The land-sea coastal border: A quantitative definition

2018 
Abstract. A quantitative definition for the land-sea (coastal) transitional area is here proposed, based on variability and isotropy of met-ocean processes.Wind velocity and significant wave height fields are examined for anisotropy along four perpendicular transects on the Catalan coast (northwestern Mediterranean) illustrating a case of significant changes along shelf. The variation of anisotropy as a function of distance from the coast and water depth has been analyzed through heatmaps and scatter plots. The results show how the anisotropy of wind velocity and significant wave height decrease towards the offshore, suggesting an objective definition for the coastal fringe width. The more robust estimator turns out to be the distance at which the significant wave height anisotropy is equal to the 90th quantile of variance within a 100 km distance from the coast. Such a definition, when applied to the Spanish Mediterranean coast, determines a fringe of width of 2–4 km. Regarding the probabilistic characterization, the inverse of wind velocity anisotropy can be fitted to a lognormal distribution function, while the significant wave height anisotropy can be fitted to a log-logistic distribution function.
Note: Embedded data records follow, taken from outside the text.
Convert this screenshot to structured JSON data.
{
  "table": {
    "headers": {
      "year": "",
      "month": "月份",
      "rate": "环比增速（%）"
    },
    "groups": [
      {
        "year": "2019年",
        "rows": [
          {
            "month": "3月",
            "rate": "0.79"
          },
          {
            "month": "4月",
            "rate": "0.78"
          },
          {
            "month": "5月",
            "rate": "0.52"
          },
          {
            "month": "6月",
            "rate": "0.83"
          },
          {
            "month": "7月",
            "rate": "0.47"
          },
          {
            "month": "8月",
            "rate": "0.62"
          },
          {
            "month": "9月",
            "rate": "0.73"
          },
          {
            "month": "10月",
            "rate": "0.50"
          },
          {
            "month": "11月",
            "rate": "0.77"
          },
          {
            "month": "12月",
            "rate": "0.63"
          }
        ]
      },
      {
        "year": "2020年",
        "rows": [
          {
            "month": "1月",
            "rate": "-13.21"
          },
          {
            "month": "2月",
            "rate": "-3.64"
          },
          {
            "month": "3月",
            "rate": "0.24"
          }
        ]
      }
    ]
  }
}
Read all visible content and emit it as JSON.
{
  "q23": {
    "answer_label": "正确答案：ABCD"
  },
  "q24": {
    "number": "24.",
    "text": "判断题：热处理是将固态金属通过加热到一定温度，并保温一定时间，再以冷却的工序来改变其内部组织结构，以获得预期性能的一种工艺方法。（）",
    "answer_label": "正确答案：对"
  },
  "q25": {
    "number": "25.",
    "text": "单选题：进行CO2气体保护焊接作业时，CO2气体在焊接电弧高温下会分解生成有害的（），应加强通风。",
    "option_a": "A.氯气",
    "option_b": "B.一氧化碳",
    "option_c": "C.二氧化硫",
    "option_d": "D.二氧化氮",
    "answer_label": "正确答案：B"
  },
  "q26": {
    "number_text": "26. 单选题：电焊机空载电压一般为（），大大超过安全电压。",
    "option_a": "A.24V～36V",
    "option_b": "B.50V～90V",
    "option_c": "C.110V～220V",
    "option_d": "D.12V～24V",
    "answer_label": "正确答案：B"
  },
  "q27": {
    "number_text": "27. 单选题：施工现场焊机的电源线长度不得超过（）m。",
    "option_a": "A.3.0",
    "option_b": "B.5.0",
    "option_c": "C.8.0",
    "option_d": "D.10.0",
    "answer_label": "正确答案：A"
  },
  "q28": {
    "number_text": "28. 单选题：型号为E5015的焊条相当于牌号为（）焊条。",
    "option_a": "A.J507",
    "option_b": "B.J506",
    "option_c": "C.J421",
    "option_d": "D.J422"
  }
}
The joint probability structure of the two anisotropies can be best described by a Gaussian copula, where the dependence parameter denotes mild to moderate dependence between both anisotropies, reflecting a certain decoupling between wind velocity and significant wave height near the coast. This wind-wave dependence remains stronger in the central, bay-like part of the study area, where the wave field is being more actively generated by the overlaying wind. Such a pattern controls the spatial variation of the coastal fringe width.